La posizione di Occhiuto
Secondo Occhiuto, i cittadini del Sud non condividono l'impianto penalizzante della normativa. Ha inoltre affermato che anche al Nord la legge non avrebbe consensi in grado di sovvertire tale andamento, in quanto i cittadini delle regioni settentrionali avrebbero altre priorità, come la sanità e la sicurezza, prima delle questioni legate all'autonomia.
La richiesta di moratoria
Occhiuto, presidente di Centrodestra della Calabria e membro di Forza Italia, ha chiesto una moratoria sull'entrata in vigore dell'autonomia differenziata. Questa richiesta è stata motivata dalla necessità di correggere le probabili distorsioni che determinerà se non saranno prima determinati i cosiddetti Livelli essenziali delle prestazioni (Lep). Ha precisato di non avere alcun pregiudizio sul ddl Calderoli, sostenendo che non è uno spacca Italia e che è stato migliorato grazie a Forza Italia, ma è una legge che andava approfondita.
Mobilitazione a Napoli
A Napoli, la campagna referendaria ha già raccolto migliaia di firme per chiedere il referendum per l'abrogazione della legge Calderoli sull'autonomia differenziata.
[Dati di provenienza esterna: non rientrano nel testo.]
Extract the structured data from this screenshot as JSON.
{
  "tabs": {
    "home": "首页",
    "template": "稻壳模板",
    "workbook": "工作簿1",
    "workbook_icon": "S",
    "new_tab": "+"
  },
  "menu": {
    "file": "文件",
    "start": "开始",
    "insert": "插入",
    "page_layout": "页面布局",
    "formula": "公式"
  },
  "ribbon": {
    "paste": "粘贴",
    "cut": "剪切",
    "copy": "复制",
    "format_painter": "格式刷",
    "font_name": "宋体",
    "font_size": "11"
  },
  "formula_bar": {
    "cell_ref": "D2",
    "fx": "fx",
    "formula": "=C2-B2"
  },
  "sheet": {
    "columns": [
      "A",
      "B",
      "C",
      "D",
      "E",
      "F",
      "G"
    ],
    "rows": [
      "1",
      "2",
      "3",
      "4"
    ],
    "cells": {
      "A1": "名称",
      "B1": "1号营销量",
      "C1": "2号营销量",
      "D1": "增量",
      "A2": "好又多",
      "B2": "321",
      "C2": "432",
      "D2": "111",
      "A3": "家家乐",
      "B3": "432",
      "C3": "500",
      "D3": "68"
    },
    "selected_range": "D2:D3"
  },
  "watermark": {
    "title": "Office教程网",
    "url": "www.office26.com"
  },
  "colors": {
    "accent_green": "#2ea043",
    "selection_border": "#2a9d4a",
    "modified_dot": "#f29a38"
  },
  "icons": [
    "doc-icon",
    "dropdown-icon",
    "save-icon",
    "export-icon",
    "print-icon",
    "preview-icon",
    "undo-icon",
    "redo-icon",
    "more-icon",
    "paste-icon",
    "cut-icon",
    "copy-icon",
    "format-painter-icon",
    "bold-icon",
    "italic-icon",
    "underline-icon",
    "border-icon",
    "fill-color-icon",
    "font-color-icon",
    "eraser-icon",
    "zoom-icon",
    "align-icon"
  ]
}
La presentazione pubblica della campagna referendaria in città è prevista per domani, venerdì 26 luglio, in piazza degli Artisti a Vomero. L'evento è promosso dal comitato referendario cittadino costituito da Cgil, Uil, partiti, associazioni e movimenti.
Errore nella delibera del Consiglio regionale
C'è stato un errore nella delibera con cui il Consiglio regionale ha approvato i due quesiti per il referendum abrogativo sulla legge attuativa dell'Autonomia differenziata. Il provvedimento, passato con 25 voti favorevoli e 9 voti contrari, è privo della delega al deposito. Pertanto, dovrà essere rivotato, quasi certamente tra lunedì e martedì. Questo pasticcio ha creato grande imbarazzo negli uffici e molta irritazione nella maggioranza.